Já em relação aos prédios religiosos, o processo se dera de forma diferente.
Durante o período colonial, a paisagem da cidade sempre foi predominantemente
marcada pela arquitetura religiosa. Em muitos casos, o aparecimento dessas igrejas
claramente funcionou como pontas de lanças na expansão urbana da cidade. De início
distantes e isoladas, as ermidas e capelas acabaram incentivando o crescimento do
casario e do arruamento, funcionando como um agente de grande capacidade de
arregimentação urbana. Certamente interferiram na configuração da malha viária,
uma vez que a legislação eclesiástica, inicialmente a portuguesa, depois a brasileira,
prescrevia normas para a localização e o funcionamento das igrejas, para a realização
de suas cerimônias, tanto fora quanto dentro da igreja, além de garantir as
prerrogativas de imunidade, incluindo o direito de asilo, não apenas nos seus
interiores, mas também nos seus adros4.
Além disso, a expansão urbana do Rio de Janeiro fora acompanhada por uma
mudança progressiva na configuração de sua centralidade. A posição do Morro do
Castelo como centro da cidade foi-se diluindo ao longo dos séculos XVII e XVIII, com a
progressiva perda de seus significados político, econômico, religioso e até mesmo
militar - com a diminuição de sua importância estratégica pela introdução de novos
conceitos militares. E o Largo do Carmo começara a se constituir como o novo centro
da cidade, congregando o porto, algumas repartições da administração colonial e os
Carmelitas5.
Assim, a cidade do Rio de Janeiro chegava a meados do século XVIII - época das
festas acima mencionadas – com algumas feições urbanas, que já vinham se
delineando desde o século anterior. O centro efetivo da cidade era o Largo do Carmo e
a principal via a sequência das ruas da Misericórdia e Direita. As construções
religiosas ainda superavam numericamente as construções civis, dominando
inequivocamente a paisagem urbana. Era notório o decréscimo de poder das ordens
conventuais: a única igreja conventual nova deste período foi a igreja da Ordem
Primeira do Carmo, depois Catedral. O clero regular tinha, então, um pouco mais de
visibilidade na cidade, com a construção recente do Palácio Episcopal e do Seminário
São Joaquim. Mas predominavam as irmandades, que desempenhavam um papel
primordial na cidade, inclusive pelas suas atividades assistenciais, como fica evidente
pelo grande investimento na construção de igrejas e capelas, assim como em
hospitais6.
No entanto, uma novidade já era perceptível na cidade neste período. Apesar de
não suplantar a arquitetura religiosa, houve um notório aumento de investimento nas
construções civis : prédios diretamente ligados à administração da colônia,
construções militares, referentes às atividades portuárias e comerciais, ligados à
instalação dos serviços de abastecimento de água e, até mesmo, voltados para o lazer.

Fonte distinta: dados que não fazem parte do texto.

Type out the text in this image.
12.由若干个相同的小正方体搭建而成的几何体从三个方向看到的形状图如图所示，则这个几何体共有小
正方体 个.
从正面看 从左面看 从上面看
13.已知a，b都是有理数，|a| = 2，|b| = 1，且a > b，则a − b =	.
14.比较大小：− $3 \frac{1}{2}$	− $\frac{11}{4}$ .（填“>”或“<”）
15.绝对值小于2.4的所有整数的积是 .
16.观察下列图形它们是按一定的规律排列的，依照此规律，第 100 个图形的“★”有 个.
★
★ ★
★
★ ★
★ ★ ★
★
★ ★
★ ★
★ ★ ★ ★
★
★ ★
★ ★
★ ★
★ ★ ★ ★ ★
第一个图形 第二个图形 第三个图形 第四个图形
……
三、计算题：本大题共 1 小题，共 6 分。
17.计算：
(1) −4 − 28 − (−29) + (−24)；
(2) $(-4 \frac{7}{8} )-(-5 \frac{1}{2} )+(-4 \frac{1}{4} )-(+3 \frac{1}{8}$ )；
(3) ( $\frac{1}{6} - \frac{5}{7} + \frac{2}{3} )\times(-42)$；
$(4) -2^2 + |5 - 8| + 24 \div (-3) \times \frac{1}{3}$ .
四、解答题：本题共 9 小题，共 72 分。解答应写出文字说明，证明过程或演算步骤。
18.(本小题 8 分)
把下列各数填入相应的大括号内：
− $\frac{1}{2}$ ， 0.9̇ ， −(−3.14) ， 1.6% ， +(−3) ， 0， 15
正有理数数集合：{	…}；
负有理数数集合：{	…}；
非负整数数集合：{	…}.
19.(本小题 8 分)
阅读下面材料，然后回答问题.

Uma nova mentalidade surgiu neste período na administração da colônia,
marcada sobretudo pelo interesse na implantação de serviços públicos e na
PEREIRA, S. G. (1996), p. 157.
MARX, Murillo. Nosso chão: do sagrado ao profano. São Paulo: EDUSP, 1989, p. 26.
5 PEREIRA, S. G. (1996), p. 160-161.
6Nessa categoria, foram construídas no Rio de Janeiro do século XVIII, somente nesta região
central, 18 igrejas e capelas (N. S. do Bonsucesso, Santa Luzia, São José, Santa Cruz dos Militares, N. S.
da Candelária, São Domingos, Senhor Bom Jesus do Calvário, N. S. da Conceição e Boa Morte, N. S. da
Lampadosa, N. S. da Lapa dos Mercadores, Santana, Ordem Terceira do Carmo, N. S. Mãe dos Homens,
São Francisco de Paula, São Gonçalo Garcia, Senhor dos Passos, N. S. da Conceição do Cônego e Santo
Antônio dos Pobres) e quatro instituições assistenciais (o Recolhimento de N. S. do Parto, o Hospício de N.
S. da Conceição e Boa Morte, o Hospício de Jerusalém e o Hospital da Ordem Terceira de São Francisco
da Penitência).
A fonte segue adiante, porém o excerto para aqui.